Wednesday, November 28, 2007

Tipperary by Frank Delany

I've been a bit delinquent.

I received this book on August 6, 2007 as part of the Advance Reader's program through LibraryThing and read it soon thereafter, finishing it on 8/27/07.

Part of the deal with the Advance Reader's program is that, in return for a free copy of the book, you're supposed to review the book. It doesn't matter if it's a good review or not, you're just supposed to review it.

For some reason, I wasn't very motivated to review this one. I don't know if it was because I only read it out of obligation. I had requested it so I had to follow through on my part of the deal.

I don't know if it was because I wasn't thrilled with it. I don't know if it was because I felt obliged to be kind.

Just not sure.

But, I was in Explore, Aspen's local bookstore, the other day and I saw Tipperary displayed on the counter with the new releases. Checking with Amazon, I found that the book had been published 11/6/07.

So, here I am, writing this review. More as a clearing it off my to do list and assuaging my guilt than anything else.

Not such a great lead-in, huh? Not making you want to rush out and read it, am I?

Rightfully so, perhaps.

I'm fairly ambivalent about this book. I found it a bit difficult to get going. I often found the protagonist annoying.

Let me back up a bit. The book is a cross between historical fiction and a romance novel. It's a romance novel from a male perspective but a romance novel nonetheless. Set in Ireland during the turn of the century, the book unconvincingly entwines the simple, country-boy protagonist, Charles O'Brien, with many a famous individual.

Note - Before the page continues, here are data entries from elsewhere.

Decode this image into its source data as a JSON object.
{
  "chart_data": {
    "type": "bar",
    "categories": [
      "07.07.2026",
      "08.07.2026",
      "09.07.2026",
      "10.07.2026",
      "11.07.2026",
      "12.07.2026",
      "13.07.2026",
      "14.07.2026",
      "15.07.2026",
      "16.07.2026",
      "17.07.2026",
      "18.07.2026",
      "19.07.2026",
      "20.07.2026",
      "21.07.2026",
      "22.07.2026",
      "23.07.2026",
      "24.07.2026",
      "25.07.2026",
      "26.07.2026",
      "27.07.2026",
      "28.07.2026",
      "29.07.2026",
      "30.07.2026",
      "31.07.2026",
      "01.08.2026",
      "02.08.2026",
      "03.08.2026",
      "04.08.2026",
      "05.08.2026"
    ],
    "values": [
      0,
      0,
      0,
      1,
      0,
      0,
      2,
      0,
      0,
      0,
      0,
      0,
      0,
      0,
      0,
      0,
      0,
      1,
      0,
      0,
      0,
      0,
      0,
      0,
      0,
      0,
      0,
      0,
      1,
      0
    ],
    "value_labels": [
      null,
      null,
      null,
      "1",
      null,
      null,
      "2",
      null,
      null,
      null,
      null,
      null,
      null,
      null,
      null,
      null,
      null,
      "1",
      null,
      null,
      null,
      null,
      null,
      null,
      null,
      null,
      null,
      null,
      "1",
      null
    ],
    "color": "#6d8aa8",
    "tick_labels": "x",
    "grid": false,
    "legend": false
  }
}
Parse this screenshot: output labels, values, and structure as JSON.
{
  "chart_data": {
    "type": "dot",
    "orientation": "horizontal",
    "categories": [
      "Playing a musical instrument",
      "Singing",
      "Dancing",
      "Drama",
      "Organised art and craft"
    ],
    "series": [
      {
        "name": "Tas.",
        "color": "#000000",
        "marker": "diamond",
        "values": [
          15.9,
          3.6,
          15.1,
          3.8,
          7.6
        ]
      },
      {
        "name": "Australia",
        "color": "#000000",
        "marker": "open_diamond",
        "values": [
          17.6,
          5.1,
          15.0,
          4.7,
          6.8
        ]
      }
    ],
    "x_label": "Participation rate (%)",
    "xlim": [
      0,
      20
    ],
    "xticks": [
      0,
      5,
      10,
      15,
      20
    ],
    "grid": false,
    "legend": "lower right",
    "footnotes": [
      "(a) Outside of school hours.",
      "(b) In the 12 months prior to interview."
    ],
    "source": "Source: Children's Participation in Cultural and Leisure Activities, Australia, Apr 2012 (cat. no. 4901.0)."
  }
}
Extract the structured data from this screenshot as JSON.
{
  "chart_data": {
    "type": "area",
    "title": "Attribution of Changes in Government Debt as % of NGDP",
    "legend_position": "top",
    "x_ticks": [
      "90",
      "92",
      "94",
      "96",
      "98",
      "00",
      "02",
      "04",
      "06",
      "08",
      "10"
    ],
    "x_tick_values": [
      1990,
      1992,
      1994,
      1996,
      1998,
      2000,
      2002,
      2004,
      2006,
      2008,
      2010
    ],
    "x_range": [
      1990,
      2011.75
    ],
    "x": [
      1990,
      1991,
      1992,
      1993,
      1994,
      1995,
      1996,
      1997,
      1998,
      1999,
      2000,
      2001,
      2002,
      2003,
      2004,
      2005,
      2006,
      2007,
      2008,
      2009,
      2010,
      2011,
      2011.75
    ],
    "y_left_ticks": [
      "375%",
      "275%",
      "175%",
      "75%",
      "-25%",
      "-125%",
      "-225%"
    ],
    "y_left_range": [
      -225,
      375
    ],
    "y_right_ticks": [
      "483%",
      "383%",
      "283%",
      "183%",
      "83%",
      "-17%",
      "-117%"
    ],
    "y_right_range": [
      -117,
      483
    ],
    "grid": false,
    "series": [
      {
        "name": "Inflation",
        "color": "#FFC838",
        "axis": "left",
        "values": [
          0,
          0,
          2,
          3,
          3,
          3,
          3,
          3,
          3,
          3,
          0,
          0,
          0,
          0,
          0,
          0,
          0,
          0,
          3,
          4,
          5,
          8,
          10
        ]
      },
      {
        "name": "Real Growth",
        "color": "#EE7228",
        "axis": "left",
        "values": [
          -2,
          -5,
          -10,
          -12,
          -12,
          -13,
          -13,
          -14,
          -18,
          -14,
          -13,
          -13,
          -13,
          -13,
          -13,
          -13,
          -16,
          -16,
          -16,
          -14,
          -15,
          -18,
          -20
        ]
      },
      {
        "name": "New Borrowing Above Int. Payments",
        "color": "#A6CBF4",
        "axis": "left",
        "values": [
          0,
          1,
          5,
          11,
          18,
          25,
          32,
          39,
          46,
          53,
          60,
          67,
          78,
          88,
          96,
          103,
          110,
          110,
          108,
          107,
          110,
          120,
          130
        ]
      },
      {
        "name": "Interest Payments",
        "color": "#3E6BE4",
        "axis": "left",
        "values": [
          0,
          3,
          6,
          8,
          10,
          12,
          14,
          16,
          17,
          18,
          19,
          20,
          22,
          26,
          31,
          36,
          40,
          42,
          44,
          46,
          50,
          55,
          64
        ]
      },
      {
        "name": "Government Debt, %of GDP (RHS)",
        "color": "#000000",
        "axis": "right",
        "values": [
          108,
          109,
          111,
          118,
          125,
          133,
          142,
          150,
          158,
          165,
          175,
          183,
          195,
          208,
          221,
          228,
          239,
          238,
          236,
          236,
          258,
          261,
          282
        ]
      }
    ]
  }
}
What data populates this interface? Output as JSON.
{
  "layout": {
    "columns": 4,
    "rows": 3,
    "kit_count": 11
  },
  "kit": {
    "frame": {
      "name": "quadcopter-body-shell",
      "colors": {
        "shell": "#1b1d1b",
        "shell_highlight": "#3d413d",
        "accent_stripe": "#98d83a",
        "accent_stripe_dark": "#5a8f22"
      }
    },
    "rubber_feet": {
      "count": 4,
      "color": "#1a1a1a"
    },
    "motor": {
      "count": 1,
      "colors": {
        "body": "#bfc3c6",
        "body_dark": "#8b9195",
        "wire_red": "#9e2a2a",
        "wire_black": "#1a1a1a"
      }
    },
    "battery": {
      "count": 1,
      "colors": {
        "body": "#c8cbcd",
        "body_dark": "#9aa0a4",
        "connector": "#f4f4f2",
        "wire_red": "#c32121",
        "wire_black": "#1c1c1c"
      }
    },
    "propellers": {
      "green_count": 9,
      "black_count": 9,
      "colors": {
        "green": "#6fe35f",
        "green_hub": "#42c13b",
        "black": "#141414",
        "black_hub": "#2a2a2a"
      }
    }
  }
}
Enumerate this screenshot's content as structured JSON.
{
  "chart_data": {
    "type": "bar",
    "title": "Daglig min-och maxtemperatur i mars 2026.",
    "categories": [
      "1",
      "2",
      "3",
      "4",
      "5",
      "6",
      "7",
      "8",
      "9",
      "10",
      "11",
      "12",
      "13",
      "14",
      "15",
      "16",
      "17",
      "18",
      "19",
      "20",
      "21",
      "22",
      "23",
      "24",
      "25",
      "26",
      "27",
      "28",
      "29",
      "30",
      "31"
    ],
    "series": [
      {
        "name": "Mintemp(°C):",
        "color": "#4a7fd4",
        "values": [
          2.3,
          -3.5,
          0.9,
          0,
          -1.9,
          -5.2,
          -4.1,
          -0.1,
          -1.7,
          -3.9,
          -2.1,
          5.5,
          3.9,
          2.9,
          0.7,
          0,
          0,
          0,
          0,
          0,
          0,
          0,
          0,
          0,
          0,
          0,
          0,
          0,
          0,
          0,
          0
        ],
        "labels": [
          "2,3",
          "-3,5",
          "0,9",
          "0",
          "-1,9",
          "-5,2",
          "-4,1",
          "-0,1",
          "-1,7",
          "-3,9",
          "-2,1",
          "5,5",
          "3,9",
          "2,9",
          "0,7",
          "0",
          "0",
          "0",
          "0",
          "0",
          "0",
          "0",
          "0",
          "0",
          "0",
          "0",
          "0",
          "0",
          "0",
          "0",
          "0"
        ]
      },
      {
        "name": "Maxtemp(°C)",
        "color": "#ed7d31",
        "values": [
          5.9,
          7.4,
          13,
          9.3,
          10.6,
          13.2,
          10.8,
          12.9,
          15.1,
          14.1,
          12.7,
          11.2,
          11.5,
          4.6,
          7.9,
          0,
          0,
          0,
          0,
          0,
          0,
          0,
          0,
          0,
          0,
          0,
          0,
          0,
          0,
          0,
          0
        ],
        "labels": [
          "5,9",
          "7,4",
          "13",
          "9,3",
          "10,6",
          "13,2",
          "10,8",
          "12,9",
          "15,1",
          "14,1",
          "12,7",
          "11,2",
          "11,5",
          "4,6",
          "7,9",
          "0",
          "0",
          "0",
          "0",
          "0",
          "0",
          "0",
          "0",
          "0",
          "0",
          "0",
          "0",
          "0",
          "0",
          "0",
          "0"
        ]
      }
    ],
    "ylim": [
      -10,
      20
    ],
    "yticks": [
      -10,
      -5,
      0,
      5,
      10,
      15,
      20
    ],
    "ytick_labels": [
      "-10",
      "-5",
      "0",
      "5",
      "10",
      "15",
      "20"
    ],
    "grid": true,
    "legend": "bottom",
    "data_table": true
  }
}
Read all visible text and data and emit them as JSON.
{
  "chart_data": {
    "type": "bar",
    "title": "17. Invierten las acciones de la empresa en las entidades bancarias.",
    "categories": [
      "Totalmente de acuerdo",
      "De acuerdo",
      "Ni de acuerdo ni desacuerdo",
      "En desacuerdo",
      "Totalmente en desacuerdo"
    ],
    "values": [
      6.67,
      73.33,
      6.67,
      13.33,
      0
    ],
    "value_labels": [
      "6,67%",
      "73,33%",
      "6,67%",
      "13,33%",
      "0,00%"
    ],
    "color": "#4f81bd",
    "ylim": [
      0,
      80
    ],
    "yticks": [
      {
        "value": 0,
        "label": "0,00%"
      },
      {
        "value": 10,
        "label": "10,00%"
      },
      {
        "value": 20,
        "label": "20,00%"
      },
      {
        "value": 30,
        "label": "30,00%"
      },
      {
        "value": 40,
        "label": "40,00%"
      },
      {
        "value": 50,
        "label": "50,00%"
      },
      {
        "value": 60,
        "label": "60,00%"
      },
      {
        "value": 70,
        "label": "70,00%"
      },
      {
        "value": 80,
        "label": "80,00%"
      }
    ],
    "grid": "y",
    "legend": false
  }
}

The book is written as Charles' journals and for most of the narrative takes on the often stunted prose of an amateur diarist. Delany also resorts to the improbable artifice of the discovery of writings from O'Brien's mother when faced with the need to include a perspective other than Charles'.

Towards the end of the book, I did start to get interested in the resolution of the "mystery" involving our present day narrator. Not being very familiar with Irish history, I also found some redeeming educational features in O'Brien's story.

I didn't hate it but wouldn't recommend it except to someone with a particular interest in the author, the Irish people or the period.

I do understand that Delany's other book, Ireland, which I have not read, comes much more highly recommended.